Remember all that talk about Barack Obama's Jewish problem? I do. And Joe Lieberman was supposed to help McCain capitalize on all those problems. There's only one problem with that theory:

Only 37 percent of Jews view the Connecticut Independent in a favorable light compared to 48 percent who have a negative perception. As for Obama, 60 percent of Jews view him favorably while 34 percent view him unfavorably.

Sam Stein inexplicably goes on to note that if Barack Obama has a Jewish problem, than Joe Lieberman is "in monumental trouble." Sam didn't get the memo--black people always have problems. Black people are "monumental trouble" incarnate. Every time a white guy eats a steak, some black kid somewhere develops heart disease.

Anyway, my point is that Lieberman is now entering that territory where--much like Al Sharpton--he gets gravitas for representing a group of people, who, in reality, have decidely mixed feelings about him. Lieberman poses a Jesse Jackson problem. Both Lieberman and Jackson's greatest appeal is to a portion of the base which thier respective candidate have already locked down. Furthermore, both are repellants to other members of thier respective candidates coalition, who are far less wedded to them.

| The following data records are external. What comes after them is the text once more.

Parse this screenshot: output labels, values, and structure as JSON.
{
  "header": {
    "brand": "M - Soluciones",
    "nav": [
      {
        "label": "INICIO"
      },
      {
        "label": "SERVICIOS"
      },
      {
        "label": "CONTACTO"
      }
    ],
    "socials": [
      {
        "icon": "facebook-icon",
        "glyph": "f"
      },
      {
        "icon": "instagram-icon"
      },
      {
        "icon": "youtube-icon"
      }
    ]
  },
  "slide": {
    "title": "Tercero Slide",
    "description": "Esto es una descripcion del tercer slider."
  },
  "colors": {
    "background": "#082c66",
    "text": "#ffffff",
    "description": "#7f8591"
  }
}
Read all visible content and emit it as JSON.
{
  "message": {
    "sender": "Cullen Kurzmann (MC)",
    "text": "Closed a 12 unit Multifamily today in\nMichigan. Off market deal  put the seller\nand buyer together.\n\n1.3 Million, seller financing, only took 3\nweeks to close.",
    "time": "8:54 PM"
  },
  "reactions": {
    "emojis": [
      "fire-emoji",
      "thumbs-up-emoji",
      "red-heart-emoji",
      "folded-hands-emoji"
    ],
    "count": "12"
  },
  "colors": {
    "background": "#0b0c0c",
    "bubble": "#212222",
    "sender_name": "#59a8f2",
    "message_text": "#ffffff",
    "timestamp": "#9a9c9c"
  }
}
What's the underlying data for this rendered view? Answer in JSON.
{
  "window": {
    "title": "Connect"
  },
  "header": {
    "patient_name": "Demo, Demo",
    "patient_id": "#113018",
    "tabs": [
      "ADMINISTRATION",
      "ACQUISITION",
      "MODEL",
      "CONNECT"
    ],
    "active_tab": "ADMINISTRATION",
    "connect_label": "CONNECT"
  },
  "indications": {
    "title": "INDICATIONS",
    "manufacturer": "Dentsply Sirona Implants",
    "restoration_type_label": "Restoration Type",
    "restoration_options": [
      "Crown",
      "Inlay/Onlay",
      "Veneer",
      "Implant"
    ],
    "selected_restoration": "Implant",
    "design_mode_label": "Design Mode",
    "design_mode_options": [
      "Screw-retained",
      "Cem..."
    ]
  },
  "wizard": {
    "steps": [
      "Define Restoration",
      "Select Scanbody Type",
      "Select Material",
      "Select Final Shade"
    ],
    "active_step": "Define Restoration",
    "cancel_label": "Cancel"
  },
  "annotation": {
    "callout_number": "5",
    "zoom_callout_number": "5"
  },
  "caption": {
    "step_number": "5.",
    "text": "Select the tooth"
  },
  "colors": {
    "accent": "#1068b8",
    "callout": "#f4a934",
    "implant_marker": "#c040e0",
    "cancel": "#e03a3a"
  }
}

The same white voters who wouldn't support Barack in the primary, are the same white voters who hate Jackson. The same right-wing evangelicals who hate McCain for his refusal to completely bow before thier social agenda, are the same right-wing evangelicals who despise Joe Lieberman's support for abortion rights. Lieberman's main right-wing accolade is his support of the war--but that's also McCain's main right-wing accolade. Obama is smart enough to see that Jesse can't help him. But because media love the facade of bipartisanship, and don't hate Lieberman anywhere near as much as they hate Jesse, McCain hasn't ben forced to take a hard look at how much Lieberman is helping. My guess is not much.